We have now walked into the region of Extremadura that is more sparsely populated. We will be following not only the Roman Road, the Via Pecuria, but also the Canada Real. This was a broad road used in Medieval times to herd thousands of sheep, goats and cattle from northern Spain to graze on the rich winter pastures of southern Spain. Yesterday we say a silver fox hiding by a stream and have heard the call of the coo-coo bird echoing through the hills. Graceful white storks circle above us and roost in nests perched on church towers.
The open feeling of this land left it as a buffer zone between the Islamic south and the Christian north during the years of the Reconquista in the middle ages. As a result of the armies surging across this land from both directions, the towns were heavily fortified with walls and castles. Huge land grants were handed out by the King after the war was won to the conquering knights. Unfortunately, this left the local peasants without a way to make a living, and many of them followed the conquistadors to the Americas. Cortes and Pizarro came from this region to conquer Mexico and Peru respectively. As I look at this open land I think that the people from here who emigrated would have felt very at home in Mexico and the southwestern United States.
We decided to have a “Lay day”, as Judy would say, “after being completely buggered yesterday!” Judy is cheerful all the time and seems to always see the positive side of things. What a wonderful quality to have, and so easy to be around.
We visited the tiny town of Calera de Leon and delighted in the distinctive black and white patterned streets that grace the entire town. We came to men in the plaza laying the stones by hand in a checkerboard motif. Every street is a different pattern in black and white, charming in it’s unique way.
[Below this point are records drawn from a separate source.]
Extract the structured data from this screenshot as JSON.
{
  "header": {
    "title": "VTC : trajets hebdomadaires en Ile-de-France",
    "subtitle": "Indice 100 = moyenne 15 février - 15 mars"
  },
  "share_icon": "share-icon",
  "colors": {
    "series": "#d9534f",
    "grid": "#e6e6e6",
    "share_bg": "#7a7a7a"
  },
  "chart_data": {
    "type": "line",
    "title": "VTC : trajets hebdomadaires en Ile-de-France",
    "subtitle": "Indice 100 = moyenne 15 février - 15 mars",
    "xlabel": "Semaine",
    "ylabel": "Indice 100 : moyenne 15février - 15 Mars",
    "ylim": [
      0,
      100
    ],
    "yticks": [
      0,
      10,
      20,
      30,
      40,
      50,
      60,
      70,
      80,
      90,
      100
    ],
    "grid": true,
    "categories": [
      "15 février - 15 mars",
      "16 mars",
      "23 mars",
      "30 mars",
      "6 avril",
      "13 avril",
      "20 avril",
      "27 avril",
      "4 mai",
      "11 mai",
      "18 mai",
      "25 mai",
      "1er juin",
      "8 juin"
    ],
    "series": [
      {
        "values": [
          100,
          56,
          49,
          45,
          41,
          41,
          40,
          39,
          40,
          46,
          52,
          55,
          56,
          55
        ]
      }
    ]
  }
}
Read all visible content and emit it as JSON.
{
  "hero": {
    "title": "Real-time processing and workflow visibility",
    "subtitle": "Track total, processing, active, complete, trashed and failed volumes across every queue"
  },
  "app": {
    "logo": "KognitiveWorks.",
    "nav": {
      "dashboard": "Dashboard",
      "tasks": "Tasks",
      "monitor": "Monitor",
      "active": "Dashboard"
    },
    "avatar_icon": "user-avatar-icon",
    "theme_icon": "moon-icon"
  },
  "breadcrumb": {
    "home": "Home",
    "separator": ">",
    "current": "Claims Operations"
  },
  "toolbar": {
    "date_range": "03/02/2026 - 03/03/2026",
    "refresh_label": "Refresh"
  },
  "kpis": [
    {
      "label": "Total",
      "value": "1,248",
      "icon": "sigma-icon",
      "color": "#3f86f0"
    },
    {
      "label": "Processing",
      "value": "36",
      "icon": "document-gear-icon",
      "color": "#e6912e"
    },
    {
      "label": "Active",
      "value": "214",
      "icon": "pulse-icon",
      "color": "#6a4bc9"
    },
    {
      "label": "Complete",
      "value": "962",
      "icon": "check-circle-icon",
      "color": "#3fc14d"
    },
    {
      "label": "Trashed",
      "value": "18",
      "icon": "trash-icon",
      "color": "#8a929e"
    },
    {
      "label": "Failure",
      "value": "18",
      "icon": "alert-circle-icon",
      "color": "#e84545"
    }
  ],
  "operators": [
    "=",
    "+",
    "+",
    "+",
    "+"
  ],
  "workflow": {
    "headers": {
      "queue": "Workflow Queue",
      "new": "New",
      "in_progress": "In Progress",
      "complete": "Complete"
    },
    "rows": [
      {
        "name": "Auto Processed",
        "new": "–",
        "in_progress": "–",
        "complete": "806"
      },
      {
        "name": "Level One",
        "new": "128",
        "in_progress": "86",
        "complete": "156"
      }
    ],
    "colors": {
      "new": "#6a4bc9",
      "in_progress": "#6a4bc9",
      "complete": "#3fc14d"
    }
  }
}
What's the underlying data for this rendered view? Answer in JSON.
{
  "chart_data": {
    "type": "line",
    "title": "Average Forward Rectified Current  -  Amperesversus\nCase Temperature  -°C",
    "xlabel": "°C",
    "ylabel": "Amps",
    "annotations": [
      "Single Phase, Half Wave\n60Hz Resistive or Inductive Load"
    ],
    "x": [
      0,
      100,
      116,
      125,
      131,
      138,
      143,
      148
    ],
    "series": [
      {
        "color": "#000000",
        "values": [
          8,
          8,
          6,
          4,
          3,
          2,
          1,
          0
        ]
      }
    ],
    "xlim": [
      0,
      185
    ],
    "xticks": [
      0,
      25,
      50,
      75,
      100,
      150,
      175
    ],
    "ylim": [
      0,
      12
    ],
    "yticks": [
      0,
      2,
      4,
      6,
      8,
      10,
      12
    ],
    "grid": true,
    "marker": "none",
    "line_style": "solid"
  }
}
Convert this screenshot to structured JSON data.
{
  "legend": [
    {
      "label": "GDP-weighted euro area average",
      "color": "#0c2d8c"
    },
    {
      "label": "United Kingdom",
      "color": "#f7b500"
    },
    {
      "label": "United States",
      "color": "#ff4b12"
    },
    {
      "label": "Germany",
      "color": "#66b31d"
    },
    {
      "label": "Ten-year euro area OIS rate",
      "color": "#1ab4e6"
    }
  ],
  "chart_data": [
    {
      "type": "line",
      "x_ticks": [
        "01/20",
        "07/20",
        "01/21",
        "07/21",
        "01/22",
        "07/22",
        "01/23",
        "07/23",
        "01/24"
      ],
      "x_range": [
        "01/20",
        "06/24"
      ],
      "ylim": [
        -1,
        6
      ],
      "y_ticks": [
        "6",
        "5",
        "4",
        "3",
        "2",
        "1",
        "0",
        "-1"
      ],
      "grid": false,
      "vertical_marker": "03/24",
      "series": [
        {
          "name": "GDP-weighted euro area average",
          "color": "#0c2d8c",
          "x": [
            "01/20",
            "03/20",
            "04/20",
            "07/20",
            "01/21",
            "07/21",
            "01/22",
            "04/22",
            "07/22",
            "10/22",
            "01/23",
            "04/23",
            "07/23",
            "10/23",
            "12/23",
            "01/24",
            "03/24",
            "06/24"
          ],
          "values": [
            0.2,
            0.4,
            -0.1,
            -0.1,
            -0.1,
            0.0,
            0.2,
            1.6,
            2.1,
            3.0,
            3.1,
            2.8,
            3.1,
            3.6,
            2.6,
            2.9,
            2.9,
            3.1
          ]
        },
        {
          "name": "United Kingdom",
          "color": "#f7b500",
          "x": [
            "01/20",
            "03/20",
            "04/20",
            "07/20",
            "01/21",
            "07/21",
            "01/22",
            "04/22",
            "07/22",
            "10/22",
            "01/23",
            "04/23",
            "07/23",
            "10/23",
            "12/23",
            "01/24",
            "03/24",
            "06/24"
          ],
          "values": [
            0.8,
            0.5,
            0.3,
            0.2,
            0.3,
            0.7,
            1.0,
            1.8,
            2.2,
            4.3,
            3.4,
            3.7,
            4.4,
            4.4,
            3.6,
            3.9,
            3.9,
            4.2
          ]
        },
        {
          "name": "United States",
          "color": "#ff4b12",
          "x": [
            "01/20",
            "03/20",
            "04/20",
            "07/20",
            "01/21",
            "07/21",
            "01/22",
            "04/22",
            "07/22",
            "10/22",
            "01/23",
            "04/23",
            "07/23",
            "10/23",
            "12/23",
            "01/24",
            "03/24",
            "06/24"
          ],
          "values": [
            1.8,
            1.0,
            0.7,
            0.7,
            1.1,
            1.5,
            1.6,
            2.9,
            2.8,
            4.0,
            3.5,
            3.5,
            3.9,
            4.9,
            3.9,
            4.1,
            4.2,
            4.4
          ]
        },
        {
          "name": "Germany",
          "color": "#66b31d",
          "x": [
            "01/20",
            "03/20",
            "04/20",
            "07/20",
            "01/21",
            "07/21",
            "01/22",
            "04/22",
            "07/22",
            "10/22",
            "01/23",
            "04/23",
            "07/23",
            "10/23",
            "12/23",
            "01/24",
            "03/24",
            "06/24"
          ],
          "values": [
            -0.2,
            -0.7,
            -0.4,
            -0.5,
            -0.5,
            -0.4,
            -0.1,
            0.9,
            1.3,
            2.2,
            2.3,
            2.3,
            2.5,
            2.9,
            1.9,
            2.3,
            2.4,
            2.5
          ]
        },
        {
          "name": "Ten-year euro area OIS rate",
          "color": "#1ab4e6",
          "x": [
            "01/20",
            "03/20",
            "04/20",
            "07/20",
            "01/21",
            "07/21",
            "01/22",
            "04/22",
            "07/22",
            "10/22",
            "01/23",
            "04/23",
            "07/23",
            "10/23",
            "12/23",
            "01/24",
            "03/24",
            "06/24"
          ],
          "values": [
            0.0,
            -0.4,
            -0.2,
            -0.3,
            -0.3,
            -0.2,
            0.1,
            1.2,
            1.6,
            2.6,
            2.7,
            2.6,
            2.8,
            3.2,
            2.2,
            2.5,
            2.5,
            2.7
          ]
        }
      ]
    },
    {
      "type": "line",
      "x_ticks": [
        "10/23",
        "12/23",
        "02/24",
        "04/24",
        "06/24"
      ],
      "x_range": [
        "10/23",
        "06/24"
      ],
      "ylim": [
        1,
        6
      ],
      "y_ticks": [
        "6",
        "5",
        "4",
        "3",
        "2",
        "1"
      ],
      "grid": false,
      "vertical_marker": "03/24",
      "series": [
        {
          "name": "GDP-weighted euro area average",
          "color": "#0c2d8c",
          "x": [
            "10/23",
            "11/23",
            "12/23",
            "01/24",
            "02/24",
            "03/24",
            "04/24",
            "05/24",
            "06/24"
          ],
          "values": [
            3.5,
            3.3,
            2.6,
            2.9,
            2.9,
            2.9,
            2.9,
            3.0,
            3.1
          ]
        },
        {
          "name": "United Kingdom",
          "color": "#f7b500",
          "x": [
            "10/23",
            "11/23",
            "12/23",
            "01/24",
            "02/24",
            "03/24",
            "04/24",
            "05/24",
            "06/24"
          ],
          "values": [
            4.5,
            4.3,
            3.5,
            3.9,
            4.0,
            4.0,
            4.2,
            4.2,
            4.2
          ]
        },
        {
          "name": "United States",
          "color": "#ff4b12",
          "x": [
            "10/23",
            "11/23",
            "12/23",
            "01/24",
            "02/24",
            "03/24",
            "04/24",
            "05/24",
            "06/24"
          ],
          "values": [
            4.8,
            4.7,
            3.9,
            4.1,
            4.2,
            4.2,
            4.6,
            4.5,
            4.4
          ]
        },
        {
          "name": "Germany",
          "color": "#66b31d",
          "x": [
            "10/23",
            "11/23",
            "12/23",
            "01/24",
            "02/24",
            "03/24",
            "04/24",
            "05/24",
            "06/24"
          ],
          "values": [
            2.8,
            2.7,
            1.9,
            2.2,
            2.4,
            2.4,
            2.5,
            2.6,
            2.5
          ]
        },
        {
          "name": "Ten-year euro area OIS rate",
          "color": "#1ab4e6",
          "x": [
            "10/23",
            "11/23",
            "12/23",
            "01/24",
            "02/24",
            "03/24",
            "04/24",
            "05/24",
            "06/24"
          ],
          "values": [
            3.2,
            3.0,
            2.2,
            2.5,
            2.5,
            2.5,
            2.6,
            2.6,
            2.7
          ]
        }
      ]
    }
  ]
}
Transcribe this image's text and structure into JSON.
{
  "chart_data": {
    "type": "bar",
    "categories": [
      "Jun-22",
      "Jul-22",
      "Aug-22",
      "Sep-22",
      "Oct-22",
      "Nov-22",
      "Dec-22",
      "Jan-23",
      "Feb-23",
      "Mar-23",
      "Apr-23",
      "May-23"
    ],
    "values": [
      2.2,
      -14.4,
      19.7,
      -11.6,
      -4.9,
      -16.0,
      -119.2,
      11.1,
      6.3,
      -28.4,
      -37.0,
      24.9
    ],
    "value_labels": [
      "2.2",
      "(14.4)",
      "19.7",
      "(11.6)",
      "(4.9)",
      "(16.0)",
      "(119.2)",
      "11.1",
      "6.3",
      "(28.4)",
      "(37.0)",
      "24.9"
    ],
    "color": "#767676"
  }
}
At the very top of the mountain we visited the Monasterio de Tentudia. During Islamic times a mosque stood here. When the critical battle was raging and the Christians were ahead, the leaders asked for more daylight. The virgin held off sunset until the battle was won, and the Christians triumphed. This is how daylight savings time originated! Seriously, it was declared a miracle and a monestary was built on top of this beautiful mountain. The courtyard of the mosque remains as part of the monastery. The arched brick surrounding the garden is a study in red and white pattern. Soft music played in the white washed chapel and a stunning ironwork gate led to the altar. Beautiful tiles enliven areas of the chapel. It is a restful place to spend an afternoon.